Franklin’s deep chuckle filtered across cyberspace and into my ear making me shiver for all the right reasons. “And I enjoy leaving those reminders.”
My cheeks heated as memories of the previous night assaulted my brain. Franklin and I didn’t have sexy times every night. Many nights, we just cuddled in bed. Being wrapped in his strength and warmth was just as intimate as sex. At least to me. I’d learned Franklin felt the same. It was simply another way we fit together so amazingly well.
I rubbed the already healed bruises on my neck and collarbone, wishing I could still feel their sting.
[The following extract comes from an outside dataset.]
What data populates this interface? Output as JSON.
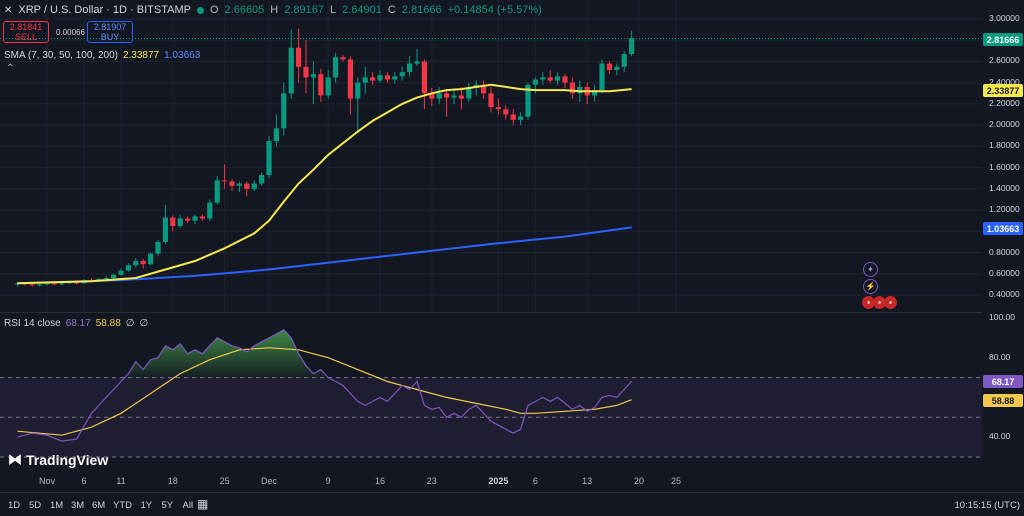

“While I’m enjoying this conversation a little too much, we should probably change the topic before I have to excuse myself to the restroom. I’m afraid that trip will be rather embarrassing considering what’s going on south of my waistline.”
My grin turned into a goofy smile. “Yeah. I hear what you’re saying. Don’t worry, I’ve got a topic that will make your nether regions appear respectable again.”
Franklin sighed long and deep. “Hit me with it.”
“It’s nothing bad, or at least nothing new. I opened up the file with the list of necromancer mother names and it’s lengthy.”
“Why do I get the feeling you’re downplaying the number of names on that list?”
“Because you’re an excellent detective,” I teased.
Franklin huffed an abbreviated laugh. “I see we’re to the buttering up part of the conversation.”
My mirth softened. “I think I’m gonna need a little help on this one. Unsurprisingly, there’s nothing else. Just names. I suppose I should be grateful there are last names listed also. Although, that’s hardly for my benefit.” I considered that thought and amended. “I should probably be grateful they didn’t remove the last names before the list was sent to me.” I didn’t know if the women’s addresses were recorded but had a feeling they were. The more information a warlock had on a defective human mother, the better.
“You want me to see if Becks has time to whittle the list down?”
“Do you think Captain Cicely will mind? It’s not exactly police business and I’m sure Officer Becks has a lot more important work on her cyber-plate.”
“I think the captain will be more than happy to help. I can’t promise it will take priority, but I’m certain Captain Cicely will okay the time and resources when available. Besides, this is just the kind of thing that Becks loves. I guarantee you she’ll be over the moon with the challenge.”
Franklin’s surety eased a lot of my concerns. “As long as you don’t think either of them will mind. I don’t want to take advantage of their generosity. Captain Cicely doesn’t owe me anything.”
“Debatable, but I know no amount of arguing will convince you otherwise. The captain’s in a meeting this morning. I’ll double-check with her when she returns and get back to you. In the meantime, why don’t you go ahead and forward the list of names to me? That way I’m ready to go when Captain Cicely gives the okay.”
Leaning forward, I tapped a few keys on my laptop. “Just sent it.”
“Let me make sure I got it. Yup, it’s there.”
I inhaled, feeling like a weight had been lifted from my shoulders. This problem shared was more than halved. “Thanks, Franklin.”
“No thanks needed. As soon as I’ve got the okay from the captain, I’ll get with Becks and see what the best method is to attack this list. We’ll figure out how to make it more manageable without wasting a lot of time none of us have.”
My goofy grin turned soft and the words “I love you” slipped free.
There was a pause, and I thought I heard Franklin take a deep inhale before he said, “I love you too. We’ll get this sorted. We’ll find the other necromancers and figure out a way to get them the help they need.”
My eyes slipped closed as we ended our conversation. Dropping the phone to the couch cushion beside me, I found my mind drifting as the warmth of the fire enveloped me. The next thing I knew, it was early afternoon and the fire had dwindled to little more than smoldering coals.